Data lake
Beacon provides a lightweight data lake model that makes scientific datasets easy to discover, query, and serve through a single API. It supports array and tabular formats (NetCDF, Zarr, Parquet, ODV, CSV) and exposes them through Arrow + DataFusion for fast columnar reads.
Core concepts
- Datasets: Individual files or stores (for example
.nc,.zarr,.parquet). Datasets can be queried directly and are the smallest unit in Beacon. - External tables: A registered name over one or more files (a folder or glob pattern) with a merged schema, queryable as one logical table. See External Tables.

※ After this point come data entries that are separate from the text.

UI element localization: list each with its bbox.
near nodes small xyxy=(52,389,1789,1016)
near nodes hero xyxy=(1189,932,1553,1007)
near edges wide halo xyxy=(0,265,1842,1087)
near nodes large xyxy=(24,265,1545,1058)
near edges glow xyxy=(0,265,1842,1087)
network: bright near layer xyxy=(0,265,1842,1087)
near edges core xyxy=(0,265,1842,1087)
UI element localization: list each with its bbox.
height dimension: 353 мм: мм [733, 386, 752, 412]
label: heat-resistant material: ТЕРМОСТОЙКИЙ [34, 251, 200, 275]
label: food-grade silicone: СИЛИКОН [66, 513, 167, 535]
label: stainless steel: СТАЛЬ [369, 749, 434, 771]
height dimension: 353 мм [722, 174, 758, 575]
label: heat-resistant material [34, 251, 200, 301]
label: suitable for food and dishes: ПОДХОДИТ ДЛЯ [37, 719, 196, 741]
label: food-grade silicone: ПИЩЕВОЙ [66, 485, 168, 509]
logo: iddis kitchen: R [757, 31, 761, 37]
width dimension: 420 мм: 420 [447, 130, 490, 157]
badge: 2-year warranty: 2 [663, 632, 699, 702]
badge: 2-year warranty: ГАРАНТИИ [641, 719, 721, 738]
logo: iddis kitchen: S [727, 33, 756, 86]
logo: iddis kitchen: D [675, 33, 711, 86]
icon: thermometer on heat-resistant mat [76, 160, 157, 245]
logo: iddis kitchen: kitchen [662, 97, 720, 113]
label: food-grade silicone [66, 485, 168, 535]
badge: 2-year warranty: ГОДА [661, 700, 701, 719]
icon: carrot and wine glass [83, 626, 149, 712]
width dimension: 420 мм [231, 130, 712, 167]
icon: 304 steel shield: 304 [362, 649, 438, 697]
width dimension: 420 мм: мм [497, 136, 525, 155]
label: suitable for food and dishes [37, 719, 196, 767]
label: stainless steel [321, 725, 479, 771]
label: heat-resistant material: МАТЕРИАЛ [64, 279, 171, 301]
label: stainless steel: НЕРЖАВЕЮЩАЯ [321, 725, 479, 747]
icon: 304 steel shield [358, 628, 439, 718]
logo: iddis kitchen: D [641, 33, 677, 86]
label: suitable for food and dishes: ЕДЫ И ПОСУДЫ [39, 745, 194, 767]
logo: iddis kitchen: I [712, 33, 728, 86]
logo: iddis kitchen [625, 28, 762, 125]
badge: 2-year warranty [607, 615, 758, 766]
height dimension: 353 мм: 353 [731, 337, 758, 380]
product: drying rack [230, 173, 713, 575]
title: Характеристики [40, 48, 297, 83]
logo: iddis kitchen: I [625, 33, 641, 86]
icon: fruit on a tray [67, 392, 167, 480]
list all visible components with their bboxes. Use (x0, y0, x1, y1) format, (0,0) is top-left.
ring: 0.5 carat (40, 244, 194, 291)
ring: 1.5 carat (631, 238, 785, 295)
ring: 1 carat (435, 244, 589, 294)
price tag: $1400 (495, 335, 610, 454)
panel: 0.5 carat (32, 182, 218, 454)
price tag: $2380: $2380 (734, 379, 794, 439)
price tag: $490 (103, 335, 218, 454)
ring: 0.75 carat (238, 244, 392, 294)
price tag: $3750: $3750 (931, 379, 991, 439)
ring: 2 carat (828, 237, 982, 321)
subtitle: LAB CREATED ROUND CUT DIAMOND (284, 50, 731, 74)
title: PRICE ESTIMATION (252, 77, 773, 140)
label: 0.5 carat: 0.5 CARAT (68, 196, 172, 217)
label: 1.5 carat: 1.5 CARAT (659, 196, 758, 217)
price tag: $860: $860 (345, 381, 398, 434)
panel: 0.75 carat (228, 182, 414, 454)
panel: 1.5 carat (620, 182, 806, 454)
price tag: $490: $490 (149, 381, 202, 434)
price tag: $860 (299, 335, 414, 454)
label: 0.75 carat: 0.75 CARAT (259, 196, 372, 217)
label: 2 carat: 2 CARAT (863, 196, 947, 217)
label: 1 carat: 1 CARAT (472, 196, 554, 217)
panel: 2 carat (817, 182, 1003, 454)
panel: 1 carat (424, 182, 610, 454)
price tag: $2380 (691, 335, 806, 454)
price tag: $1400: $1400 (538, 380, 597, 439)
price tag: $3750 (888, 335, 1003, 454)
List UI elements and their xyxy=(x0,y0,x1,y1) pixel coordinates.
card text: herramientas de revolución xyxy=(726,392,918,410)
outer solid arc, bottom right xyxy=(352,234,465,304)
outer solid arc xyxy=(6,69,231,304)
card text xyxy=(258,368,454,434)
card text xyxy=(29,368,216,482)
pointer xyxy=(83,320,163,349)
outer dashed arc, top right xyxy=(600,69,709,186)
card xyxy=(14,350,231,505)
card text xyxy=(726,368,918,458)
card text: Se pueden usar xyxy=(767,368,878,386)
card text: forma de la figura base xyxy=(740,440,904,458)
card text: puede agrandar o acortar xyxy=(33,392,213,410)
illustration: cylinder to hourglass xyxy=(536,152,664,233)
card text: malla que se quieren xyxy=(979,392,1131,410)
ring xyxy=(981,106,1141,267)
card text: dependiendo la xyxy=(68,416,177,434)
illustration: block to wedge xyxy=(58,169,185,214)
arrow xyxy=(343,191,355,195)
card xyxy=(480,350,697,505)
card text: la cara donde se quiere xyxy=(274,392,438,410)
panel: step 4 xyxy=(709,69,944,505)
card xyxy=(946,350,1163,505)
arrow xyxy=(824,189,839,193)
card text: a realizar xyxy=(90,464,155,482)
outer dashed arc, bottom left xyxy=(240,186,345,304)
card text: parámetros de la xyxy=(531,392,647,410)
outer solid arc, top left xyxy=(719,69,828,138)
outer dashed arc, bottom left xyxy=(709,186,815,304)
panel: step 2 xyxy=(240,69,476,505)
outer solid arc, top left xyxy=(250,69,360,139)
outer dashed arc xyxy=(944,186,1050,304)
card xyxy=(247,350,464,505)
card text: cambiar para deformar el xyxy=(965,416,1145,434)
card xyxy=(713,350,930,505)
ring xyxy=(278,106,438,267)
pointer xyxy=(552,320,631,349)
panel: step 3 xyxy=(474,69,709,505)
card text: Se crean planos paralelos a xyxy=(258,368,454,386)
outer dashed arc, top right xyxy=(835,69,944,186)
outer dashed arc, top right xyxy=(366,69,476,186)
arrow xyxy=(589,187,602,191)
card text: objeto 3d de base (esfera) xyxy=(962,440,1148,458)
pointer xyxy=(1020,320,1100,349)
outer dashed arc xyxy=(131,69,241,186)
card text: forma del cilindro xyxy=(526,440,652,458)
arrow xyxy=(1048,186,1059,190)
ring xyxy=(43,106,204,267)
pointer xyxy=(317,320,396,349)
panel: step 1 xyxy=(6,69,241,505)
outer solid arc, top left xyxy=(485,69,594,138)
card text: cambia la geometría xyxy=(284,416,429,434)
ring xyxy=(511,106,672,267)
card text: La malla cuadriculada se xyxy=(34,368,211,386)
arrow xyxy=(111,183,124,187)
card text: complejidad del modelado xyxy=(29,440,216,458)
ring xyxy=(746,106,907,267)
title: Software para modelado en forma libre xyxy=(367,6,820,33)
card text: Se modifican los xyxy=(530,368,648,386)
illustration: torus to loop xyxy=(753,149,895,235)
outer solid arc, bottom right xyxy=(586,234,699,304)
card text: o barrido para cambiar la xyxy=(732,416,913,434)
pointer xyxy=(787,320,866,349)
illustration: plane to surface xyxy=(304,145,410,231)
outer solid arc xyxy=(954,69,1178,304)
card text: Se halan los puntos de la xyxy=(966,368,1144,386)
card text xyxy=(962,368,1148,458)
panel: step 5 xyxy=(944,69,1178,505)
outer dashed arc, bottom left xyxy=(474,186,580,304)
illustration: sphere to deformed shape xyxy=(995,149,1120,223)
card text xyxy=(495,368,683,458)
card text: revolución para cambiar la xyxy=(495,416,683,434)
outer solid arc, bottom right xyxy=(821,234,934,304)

- Managed tables: Iceberg-backed tables Beacon owns and can mutate with
INSERT/UPDATE/DELETE. See Managed Tables. - Views: A saved query exposed as a table. See Views.
- Metadata & schema: Beacon inspects dataset metadata and builds schemas so you can discover available columns before running queries.
- Pushdown & partitioning: Filters and projections are pushed down to reduce IO and speed up queries over large data.
How it works at a glance
- Register or place datasets in the configured data directories or object store.
- Inspect schemas through the API to understand available columns.
- Query datasets or tables using SQL or the JSON query DSL.
For detailed guidance, see the SQL query docs and JSON query docs.